Neuroscientists have suggested that the brain may be designed to help us learn. They have described it as a vast community of microscopic computers and a well-organised library, to name a just a few suggestions.

But all this has not sounded the death knell for Darwinian brain stories that tend to be anything but brainy.

A new paper published in the journal Scientific Reports has this to say:

Humans have evolved a disproportionately large brain as a result of sizing each other up in large cooperative social groups, researchers have proposed.”

The research was based on computer modelling and had nothing to do with examining a brain.

Science Daily states:

Lead author of the study Professor Roger Whitaker, from Cardiff University's School of Computer Science and Informatics, said: ‘Our results suggest that the evolution of cooperation, which is key to a prosperous society, is intrinsically linked to the idea of social comparison -- constantly sizing each up and making decisions as to whether we want to help them or not.’ ”

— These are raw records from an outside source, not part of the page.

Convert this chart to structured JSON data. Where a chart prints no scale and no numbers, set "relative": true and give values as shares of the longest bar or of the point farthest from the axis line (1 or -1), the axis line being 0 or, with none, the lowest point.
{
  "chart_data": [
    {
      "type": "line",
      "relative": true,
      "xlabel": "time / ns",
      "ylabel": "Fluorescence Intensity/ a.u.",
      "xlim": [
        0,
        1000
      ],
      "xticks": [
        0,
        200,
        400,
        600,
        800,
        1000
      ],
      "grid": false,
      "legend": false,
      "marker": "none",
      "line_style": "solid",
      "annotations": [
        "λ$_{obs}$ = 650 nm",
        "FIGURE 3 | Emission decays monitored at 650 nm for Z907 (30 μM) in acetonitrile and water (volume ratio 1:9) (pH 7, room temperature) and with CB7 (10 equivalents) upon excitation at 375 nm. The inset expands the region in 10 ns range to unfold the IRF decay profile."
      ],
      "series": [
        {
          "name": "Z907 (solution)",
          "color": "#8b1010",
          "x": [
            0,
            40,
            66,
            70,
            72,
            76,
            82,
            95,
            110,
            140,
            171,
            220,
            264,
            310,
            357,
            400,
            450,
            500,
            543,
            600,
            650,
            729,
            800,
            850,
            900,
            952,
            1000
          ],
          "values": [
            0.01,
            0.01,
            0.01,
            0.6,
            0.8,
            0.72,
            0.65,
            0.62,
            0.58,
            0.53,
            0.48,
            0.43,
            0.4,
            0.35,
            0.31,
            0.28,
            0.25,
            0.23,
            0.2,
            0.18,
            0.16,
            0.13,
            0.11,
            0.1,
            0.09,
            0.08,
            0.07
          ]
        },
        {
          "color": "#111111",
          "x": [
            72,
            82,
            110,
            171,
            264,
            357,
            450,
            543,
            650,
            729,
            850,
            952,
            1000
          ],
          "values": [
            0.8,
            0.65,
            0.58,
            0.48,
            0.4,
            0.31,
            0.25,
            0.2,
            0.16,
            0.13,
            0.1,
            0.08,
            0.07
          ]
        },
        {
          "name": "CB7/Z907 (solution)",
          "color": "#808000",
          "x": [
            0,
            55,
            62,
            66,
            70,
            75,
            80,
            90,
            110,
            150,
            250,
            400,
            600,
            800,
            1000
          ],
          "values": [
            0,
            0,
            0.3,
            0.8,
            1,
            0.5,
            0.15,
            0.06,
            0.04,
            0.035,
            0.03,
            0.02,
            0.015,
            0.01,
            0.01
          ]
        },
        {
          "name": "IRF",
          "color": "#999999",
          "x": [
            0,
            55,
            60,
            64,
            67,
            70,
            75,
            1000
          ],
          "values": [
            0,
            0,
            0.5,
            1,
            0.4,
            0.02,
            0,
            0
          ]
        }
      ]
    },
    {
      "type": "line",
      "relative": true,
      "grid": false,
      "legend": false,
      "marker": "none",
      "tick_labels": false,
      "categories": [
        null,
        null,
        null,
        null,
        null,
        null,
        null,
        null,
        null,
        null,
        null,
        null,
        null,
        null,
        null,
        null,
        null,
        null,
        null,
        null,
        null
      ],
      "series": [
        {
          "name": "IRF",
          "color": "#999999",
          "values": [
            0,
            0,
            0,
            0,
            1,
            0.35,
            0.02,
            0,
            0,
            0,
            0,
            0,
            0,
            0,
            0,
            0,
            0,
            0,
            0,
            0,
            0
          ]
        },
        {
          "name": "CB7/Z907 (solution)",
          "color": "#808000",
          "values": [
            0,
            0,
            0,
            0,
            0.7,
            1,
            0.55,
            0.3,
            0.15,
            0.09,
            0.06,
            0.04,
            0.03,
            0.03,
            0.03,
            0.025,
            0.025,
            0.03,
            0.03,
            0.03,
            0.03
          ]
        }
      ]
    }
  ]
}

Then comes the brain part:

“The research team propose that making relative judgements through helping others has been influential for human survival, and that the complexity of constantly assessing individuals has been a sufficiently difficult task to promote the expansion of the brain over many generations of human reproduction.”

So, forget things like meat eating. Sizing each other up is the new Darwinian explanation for our big brains – until they come up with a new not-so-brainy story that completely demolishes the current one.

But those who have not been numbed by Darwinian tales might well see real evidence of superb design in one of the most complex organs ever created.

Source:

Cardiff University. 2016. Large human brain evolved as a result of 'sizing each other up'. Science Daily (12 August).